Most Chefs will tell you the Hardest Part of Cooking is Timing

And those chefs would be correct. There’s so much happening in the kitchen when the burners are lit. On the Molecular level, reactions are happening unfathomably fast and even get faster once you turn up the temperature. For every 10 °Celsius (18 degrees in Freedom units) the temperature increase, the reaction rate doubles. For example, if you are cooking chicken an the surface of your pan is 300 °F, the reactions between the surface of the chicken and pan would be reacting 2^5.5 or 45 times faster than if the temperature were at 200 °F. Although, the inside of the chicken would not be cooking that fast as the temperature would be lower as heating from convection takes a significant amount of time for the heat to permeate through the pan and chicken. Often times, this major difference in heating will result in a cooked or burnt outside with an uncooked center.

Now that we’re done with that simple thermodynamics lesson, lets, get onto timing. Starting with Organization.

Organization is the most important part of cooking. Or cooking well I should say. I always recommend laying all your ingredients out and organizing them into their respective pans. Sometimes my dishes are up to 5 or 6 pots so I try to group those together. This is beneficial so you always know where everything is and aren’t scouring through the fridge as your pasta is boiling over.

Prepping before you start. The last thing you want to do is have to dice garlic when you have three burners on. Because you don’t realize how long it takes to chop garlic until you finish three heads and turn around to find half your chili burnt to the bottom. My recommendation then. Chop everything ahead of time and use a food processor where you can. (Food processors work best for garlic and jalapenos, don’t do onions.) I have this little guy and I love it. But yeah, chop everything ahead of time and put it into individual bowls. And whatever you don’t use, throw it into a Tupperware, use it into tomorrows meal!

Now that everything is laid out, it’s best to think of each dish and how long everything is going to take to cook, and develop an order of operations. Make sure you are spending as little time on each task because you are efficient. Have your pot of pasta water boiling 3 minutes before you know you are going to need to start cooking your pasta. And make sure that finishes when your main course is finished. Everything should be timed to finish with the main course. Most items that have to go into the oven, once in require little attention, even less if you have a probe in there. That leaves the stove top and knowing your temperature sensitivity and what materials you are cooking on. There really isn’t much more to teach on this per say. It’s just practice and taking on a challenging dishes time and time again.
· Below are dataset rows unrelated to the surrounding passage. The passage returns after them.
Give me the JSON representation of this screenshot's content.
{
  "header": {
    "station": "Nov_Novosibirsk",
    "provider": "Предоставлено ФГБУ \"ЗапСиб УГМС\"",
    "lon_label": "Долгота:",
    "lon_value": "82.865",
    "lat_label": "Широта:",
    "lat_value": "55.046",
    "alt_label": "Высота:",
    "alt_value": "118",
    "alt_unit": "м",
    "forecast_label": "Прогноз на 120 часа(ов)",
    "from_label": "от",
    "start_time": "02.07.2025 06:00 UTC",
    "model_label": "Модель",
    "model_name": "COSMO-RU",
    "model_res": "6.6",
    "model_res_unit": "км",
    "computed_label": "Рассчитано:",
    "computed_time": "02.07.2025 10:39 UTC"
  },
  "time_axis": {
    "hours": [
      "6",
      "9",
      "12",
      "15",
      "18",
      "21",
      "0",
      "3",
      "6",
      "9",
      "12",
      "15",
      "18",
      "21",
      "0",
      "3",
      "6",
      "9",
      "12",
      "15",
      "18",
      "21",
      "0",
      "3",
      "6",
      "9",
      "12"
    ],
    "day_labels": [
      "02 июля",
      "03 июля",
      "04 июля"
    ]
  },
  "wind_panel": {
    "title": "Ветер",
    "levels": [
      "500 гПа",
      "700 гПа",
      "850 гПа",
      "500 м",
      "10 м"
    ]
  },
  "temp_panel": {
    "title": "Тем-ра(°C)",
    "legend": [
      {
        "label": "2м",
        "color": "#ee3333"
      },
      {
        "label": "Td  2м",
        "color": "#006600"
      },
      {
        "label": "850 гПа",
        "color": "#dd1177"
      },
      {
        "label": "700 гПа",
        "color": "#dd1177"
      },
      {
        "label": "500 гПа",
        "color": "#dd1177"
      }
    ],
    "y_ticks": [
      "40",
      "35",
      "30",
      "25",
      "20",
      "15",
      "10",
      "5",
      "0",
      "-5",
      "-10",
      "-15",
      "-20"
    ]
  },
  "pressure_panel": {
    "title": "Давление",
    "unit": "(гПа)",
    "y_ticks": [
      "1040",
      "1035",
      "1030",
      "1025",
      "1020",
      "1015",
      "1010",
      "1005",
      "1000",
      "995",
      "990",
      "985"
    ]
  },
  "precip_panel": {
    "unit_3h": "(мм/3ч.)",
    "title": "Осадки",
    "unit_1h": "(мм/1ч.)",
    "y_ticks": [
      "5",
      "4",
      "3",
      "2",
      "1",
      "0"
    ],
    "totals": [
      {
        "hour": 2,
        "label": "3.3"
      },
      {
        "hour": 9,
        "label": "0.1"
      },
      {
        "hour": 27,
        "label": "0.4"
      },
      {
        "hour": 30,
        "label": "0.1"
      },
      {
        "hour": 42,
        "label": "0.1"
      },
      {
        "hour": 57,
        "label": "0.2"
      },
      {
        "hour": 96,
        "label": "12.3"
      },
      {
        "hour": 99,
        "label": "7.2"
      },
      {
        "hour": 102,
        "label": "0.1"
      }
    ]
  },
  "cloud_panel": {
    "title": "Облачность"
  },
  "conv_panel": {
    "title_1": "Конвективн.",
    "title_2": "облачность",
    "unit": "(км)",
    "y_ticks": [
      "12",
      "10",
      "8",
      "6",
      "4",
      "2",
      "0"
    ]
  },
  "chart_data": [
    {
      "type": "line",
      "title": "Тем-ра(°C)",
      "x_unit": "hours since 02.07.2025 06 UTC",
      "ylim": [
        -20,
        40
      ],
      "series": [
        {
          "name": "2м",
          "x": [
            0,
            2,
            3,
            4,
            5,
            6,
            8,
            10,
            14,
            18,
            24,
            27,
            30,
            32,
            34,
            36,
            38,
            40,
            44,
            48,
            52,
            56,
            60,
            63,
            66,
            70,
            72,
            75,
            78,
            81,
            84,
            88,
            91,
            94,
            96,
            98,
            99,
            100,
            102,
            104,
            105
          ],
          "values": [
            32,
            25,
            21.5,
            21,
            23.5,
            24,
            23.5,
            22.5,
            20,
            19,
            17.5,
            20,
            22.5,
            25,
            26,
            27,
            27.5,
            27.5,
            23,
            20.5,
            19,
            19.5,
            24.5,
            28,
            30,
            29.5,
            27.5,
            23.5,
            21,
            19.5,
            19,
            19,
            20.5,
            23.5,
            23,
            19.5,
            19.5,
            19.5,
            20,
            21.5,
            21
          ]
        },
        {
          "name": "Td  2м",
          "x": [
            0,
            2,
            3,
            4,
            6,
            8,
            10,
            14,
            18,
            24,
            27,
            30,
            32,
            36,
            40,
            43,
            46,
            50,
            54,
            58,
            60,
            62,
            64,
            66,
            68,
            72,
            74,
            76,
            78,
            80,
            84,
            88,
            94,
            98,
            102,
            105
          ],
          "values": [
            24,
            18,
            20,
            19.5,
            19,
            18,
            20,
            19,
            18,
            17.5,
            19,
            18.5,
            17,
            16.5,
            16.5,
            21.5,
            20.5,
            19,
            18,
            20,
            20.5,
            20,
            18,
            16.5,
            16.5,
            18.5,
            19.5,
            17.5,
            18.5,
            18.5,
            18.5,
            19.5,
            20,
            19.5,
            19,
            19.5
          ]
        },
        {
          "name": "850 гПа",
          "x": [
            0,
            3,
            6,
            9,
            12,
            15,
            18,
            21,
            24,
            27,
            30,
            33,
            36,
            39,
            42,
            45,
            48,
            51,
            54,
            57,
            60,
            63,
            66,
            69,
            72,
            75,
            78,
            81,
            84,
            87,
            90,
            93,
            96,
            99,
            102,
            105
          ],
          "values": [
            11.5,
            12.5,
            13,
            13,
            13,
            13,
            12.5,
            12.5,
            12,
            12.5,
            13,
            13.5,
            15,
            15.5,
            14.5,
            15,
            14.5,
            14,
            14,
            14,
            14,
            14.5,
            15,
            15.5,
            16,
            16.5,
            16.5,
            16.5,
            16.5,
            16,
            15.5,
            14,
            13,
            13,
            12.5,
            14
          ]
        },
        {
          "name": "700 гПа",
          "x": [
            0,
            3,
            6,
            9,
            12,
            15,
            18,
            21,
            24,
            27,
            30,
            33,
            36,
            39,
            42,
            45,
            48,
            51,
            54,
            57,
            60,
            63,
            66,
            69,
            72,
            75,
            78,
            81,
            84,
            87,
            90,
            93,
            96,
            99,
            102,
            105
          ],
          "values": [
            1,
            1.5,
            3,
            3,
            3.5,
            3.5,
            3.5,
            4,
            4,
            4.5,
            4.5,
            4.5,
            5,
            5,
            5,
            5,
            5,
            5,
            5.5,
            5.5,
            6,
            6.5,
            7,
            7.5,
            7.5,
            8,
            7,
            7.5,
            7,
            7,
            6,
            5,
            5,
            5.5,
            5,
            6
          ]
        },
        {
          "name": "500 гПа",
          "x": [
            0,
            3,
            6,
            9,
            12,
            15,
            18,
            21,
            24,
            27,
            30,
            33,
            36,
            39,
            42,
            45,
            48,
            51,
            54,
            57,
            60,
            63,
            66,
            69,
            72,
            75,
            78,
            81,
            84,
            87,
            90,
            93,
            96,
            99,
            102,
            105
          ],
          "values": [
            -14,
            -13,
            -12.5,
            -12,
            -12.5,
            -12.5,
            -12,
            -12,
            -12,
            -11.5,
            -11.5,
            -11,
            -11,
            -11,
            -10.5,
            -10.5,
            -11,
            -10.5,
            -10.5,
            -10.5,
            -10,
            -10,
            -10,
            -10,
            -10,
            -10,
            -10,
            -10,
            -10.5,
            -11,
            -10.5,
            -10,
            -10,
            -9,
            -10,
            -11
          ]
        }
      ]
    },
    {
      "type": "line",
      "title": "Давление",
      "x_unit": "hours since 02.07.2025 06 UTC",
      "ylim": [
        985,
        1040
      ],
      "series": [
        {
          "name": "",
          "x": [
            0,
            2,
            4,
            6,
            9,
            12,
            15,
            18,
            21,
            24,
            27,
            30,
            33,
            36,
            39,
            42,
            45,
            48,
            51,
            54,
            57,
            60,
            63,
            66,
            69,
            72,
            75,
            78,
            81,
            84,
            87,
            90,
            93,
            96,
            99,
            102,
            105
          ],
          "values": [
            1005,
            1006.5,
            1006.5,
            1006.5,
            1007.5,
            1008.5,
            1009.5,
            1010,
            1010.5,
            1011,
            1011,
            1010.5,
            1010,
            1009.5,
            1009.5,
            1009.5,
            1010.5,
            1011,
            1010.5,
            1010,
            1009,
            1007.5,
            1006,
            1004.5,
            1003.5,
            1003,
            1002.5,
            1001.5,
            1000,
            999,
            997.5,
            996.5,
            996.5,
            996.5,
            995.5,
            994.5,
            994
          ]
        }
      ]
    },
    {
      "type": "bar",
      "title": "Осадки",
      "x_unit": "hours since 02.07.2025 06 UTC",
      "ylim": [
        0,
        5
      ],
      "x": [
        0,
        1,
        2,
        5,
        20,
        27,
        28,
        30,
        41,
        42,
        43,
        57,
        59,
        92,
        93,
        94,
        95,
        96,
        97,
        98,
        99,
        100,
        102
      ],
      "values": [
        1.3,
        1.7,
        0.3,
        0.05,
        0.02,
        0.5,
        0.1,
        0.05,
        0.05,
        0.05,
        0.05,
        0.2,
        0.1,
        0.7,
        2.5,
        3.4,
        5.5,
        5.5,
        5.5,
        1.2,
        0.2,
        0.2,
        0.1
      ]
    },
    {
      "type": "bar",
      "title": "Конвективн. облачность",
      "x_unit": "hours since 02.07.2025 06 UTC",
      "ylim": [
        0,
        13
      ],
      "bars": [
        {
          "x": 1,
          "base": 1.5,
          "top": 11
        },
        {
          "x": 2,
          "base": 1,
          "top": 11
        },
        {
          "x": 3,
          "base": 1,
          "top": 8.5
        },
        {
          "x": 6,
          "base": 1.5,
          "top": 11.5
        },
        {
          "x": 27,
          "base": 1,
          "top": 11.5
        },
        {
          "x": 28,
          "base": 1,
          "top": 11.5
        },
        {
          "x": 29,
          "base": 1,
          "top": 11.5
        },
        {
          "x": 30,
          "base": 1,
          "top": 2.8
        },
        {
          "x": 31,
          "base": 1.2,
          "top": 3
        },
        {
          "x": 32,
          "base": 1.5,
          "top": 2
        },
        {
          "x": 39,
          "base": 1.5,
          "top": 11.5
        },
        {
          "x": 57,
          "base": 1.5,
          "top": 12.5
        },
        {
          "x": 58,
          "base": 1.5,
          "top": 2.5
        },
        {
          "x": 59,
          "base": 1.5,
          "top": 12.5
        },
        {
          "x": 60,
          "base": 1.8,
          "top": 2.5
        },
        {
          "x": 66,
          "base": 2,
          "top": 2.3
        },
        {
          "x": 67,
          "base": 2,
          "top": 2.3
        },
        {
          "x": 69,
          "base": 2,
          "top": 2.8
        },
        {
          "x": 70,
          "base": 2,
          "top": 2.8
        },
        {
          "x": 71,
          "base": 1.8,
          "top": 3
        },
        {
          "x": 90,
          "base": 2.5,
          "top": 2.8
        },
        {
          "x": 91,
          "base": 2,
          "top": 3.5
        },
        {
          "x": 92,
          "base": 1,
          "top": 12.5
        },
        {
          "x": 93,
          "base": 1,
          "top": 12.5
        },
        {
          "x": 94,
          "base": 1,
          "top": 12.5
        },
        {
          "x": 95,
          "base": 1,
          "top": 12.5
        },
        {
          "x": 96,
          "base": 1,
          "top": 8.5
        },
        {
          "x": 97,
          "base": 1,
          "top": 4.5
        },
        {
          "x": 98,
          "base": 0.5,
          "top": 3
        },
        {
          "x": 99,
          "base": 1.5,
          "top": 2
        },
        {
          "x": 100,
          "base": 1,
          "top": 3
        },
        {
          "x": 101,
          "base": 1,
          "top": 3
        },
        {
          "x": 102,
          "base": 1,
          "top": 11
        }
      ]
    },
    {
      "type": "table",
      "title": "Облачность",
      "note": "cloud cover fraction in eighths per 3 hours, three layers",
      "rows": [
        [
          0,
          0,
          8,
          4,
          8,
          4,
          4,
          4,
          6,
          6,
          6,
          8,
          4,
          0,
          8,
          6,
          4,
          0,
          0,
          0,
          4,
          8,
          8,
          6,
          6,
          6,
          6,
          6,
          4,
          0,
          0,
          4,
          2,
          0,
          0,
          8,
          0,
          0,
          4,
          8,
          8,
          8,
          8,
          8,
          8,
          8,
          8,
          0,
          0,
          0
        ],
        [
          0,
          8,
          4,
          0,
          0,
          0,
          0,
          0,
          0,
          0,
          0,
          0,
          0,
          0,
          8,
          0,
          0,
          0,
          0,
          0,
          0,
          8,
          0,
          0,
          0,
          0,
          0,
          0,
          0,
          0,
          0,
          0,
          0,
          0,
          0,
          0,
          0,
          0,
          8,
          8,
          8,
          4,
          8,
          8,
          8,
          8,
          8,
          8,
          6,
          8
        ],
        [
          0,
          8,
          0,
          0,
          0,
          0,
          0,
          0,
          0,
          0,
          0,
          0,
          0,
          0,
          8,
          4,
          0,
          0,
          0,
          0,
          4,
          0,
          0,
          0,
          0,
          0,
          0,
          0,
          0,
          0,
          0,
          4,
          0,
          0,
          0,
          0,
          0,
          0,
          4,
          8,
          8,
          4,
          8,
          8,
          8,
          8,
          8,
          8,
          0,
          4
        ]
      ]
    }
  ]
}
What needs to sit / what can I throw in a warming drawer.

Whenever I’m making any types of salsa for a dish, I always try to make them the morning of or even the day before. It all depends on when you have the time. If you are using fresh ingredients, there is no reason why your salsa will go bad within 5 days of making it, and I find that most salsas, especially Mexican taste best 6 - 8 hours after making it. Then if you are making a dinner for the family, with plenty of sides, make them earlier in the day and keep it warm for up to 6 hours. If any longer than that, I would recommend refrigeration and then a quick heat in the oven before serving. This works well with potatoes cooked any way, casserole, chicken dishes almost anything.